Il faut bien voir que les archéologues sont obligés de bâtir sur du sable, car on a très peu d’éléments par rapport à la richesse de l’histoire. L’égyptologue Sir Alan Gardiner a bien décrit ce problème :
« Il ne faut jamais oublier que nous sommes confrontés à une civilisation de plus de dix mille ans et pour laquelle il ne subsiste que peu de vestiges. Ce que nous annonçons comme l’histoire égyptienne est une collection de chiffons et de ragot ».

 

En résumé, les Finkelstein, Drewermann ou autres vont beaucoup trop loin dans leur interprétation des éléments dont dispose leur science mais il faut reconnaître que la tentation d’extrapolation de ce type est évidemment très forte car s’ils n’élaboraient pas des thèses aussi nouvelles et croustillantes, ils n’auraient bien évidemment jamais accès aux plateaux TV, ni à une telle notoriété passagère.
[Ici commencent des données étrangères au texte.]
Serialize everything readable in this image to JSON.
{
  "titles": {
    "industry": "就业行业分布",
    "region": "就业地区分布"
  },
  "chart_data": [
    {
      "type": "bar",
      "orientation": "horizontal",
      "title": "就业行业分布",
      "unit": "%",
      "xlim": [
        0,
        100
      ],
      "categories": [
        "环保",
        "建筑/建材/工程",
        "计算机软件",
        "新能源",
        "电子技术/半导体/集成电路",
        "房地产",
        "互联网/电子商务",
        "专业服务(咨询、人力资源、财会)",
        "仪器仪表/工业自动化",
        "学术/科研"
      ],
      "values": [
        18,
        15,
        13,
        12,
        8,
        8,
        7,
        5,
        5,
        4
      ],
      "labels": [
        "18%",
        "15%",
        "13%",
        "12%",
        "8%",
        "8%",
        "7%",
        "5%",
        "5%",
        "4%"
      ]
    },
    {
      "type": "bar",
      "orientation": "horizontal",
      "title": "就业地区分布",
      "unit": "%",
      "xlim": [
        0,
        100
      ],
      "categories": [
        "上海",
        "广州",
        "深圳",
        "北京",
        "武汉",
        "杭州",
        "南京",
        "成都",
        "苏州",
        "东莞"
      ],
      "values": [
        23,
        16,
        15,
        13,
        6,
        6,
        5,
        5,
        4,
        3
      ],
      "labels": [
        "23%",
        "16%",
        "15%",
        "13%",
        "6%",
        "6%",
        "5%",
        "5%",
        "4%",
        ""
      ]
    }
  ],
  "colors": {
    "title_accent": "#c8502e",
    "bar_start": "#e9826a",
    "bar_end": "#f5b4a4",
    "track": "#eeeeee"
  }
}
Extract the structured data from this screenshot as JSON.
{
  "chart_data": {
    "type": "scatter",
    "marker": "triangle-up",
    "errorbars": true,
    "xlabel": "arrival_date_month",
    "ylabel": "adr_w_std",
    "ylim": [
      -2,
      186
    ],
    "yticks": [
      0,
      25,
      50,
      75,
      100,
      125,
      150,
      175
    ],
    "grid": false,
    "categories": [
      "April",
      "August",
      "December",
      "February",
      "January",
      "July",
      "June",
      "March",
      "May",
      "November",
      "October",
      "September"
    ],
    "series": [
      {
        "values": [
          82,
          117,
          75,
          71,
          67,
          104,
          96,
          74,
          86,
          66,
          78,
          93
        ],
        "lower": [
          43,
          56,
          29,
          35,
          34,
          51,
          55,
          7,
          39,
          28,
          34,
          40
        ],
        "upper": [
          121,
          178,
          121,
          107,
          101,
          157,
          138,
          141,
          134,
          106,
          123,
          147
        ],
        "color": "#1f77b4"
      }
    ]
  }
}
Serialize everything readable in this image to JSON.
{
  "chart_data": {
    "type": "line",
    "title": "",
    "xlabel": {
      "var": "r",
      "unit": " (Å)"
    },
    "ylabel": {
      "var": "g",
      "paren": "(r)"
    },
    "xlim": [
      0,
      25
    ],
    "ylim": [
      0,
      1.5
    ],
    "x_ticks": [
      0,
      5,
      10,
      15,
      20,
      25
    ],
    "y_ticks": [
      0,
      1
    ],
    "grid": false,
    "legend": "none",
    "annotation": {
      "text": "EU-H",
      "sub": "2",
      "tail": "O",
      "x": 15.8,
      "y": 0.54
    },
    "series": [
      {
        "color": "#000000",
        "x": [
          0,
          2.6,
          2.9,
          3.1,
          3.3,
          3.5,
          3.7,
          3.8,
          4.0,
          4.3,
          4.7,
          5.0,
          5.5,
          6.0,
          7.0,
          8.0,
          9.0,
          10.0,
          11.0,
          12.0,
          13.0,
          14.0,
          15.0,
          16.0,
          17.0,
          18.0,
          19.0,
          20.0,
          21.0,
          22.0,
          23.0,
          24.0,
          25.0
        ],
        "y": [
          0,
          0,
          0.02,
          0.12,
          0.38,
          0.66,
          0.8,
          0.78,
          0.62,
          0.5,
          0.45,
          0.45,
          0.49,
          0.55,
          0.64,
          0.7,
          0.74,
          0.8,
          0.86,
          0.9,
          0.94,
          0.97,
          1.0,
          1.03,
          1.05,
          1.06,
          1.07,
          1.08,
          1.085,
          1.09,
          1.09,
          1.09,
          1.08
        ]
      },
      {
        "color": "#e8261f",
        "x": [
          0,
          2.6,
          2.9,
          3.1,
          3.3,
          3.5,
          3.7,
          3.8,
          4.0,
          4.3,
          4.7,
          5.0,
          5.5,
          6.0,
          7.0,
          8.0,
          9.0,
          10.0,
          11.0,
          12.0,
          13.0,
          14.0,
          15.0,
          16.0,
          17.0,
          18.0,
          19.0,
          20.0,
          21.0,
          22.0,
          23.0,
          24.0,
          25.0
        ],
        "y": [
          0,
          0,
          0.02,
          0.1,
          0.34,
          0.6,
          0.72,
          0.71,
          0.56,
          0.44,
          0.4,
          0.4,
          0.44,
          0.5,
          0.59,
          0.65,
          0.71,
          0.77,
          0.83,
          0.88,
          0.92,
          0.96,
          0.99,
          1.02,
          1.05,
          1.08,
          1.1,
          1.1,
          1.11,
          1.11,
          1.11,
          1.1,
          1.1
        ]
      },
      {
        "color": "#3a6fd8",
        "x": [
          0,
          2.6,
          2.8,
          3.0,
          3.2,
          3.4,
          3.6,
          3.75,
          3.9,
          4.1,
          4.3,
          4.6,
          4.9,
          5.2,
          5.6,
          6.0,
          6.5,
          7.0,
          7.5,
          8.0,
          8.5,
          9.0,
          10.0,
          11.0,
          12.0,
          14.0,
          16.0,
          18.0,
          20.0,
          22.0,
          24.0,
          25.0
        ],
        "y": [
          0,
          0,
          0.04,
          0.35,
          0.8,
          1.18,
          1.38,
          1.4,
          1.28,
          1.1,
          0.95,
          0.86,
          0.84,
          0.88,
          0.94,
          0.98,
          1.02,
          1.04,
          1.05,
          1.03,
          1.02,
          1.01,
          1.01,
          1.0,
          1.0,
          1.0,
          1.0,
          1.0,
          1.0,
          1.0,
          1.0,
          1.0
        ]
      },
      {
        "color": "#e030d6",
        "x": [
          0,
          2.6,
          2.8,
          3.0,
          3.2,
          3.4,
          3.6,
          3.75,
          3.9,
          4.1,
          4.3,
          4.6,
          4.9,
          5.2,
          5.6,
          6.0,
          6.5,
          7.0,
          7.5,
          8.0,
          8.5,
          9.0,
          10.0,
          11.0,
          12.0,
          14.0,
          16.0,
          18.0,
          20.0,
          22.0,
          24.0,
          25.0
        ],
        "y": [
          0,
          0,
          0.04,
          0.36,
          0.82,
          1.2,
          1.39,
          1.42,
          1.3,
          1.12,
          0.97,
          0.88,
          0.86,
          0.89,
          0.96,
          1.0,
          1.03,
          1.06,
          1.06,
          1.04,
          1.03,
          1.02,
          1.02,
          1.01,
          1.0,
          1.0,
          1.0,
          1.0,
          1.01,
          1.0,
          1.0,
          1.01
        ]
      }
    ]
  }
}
Ils resteraient inconnus et ne feraient aucune vente, comme la plupart des chercheurs sérieux ...

 

Comment raisonner rationnellement alors sur Abraham, sur David ou sur l’Exode ?

 

L’archéologie a son intérêt quand elle parvient à mettre en lumière des éléments objectifs positifs, mais pour tenter de parvenir à de véritables conclusions sur ces sujets, il faut mobiliser également tous les autres moyens de connaissance.

 

 

1. On peut par exemple regarder la Bible elle-même et ce qu’on peut logiquement en déduire


La Bible enseigne formellement, et en insistant fortement, que le Peuple juif a été miraculeusement tiré d’Égypte, qu'il a rencontré Dieu au Mont Sinaï et que par Moïse, la Torah et ses 613 lois lui ont été données.

 

Le récit de l'Exode peut-il être une invention ?
Est-ce que cet événement fondateur peut être un mythe qui a été inventé plus tard ?

 

C’est en fait absolument impossible, car le texte biblique se piège lui-même en verrouillant cette révélation par l’affirmation que le Peuple d’Israël connait cet événement depuis l’origine et qu’il s’en transmet la connaissance de génération en génération.

 

On trouve en effet, dans le Deutéronome qui conclut les 5 livres de la Torah, cet avertissement solennel que Moïse donne à chaque juif de « ne pas oublier », « d’enseigner » et « de transmettre » tout ce qui concerne ce moment fondateur de la rencontre de Dieu au Mont Sinaï (Dt 4,9-14) : 

 

« Prends garde à toi : garde toi de jamais oublier ce que tes yeux ont vu ; ne le laisse pas sortir de ton cœur un seul jour. Enseigne-le à tes fils, et aux fils de tes fils.
Le jour où tu étais debout en présence du Seigneur ton Dieu au mont Horeb, ce jour-là le Seigneur m’avait dit : « Rassemble le peuple auprès de moi, je leur ferai entendre mes paroles pour que, tout au long de leur vie sur la terre, ils apprennent à me craindre et qu’ils l’apprennent aussi à leurs fils. »
Vous vous êtes donc approchés et tenus debout, au pied de la montagne. Et la montagne était en feu, embrasée jusqu’en plein ciel, parmi les ténèbres des nuages et de la nuée obscure.
Alors, le Seigneur vous a parlé du milieu du feu ; le son de ses paroles, vous l’entendiez, mais vous n’avez vu aucune forme ; rien qu’une voix !
Il vous a révélé son Alliance, les Dix Paroles qu’il vous a ordonné de mettre en pratique.
Et il les a écrites sur deux tables de pierre.
Et à moi, en ce temps-là, le Seigneur ordonna de vous enseigner les décrets et les ordonnances, afin que vous les mettiez en pratique dans le pays où vous allez passer pour en prendre possession »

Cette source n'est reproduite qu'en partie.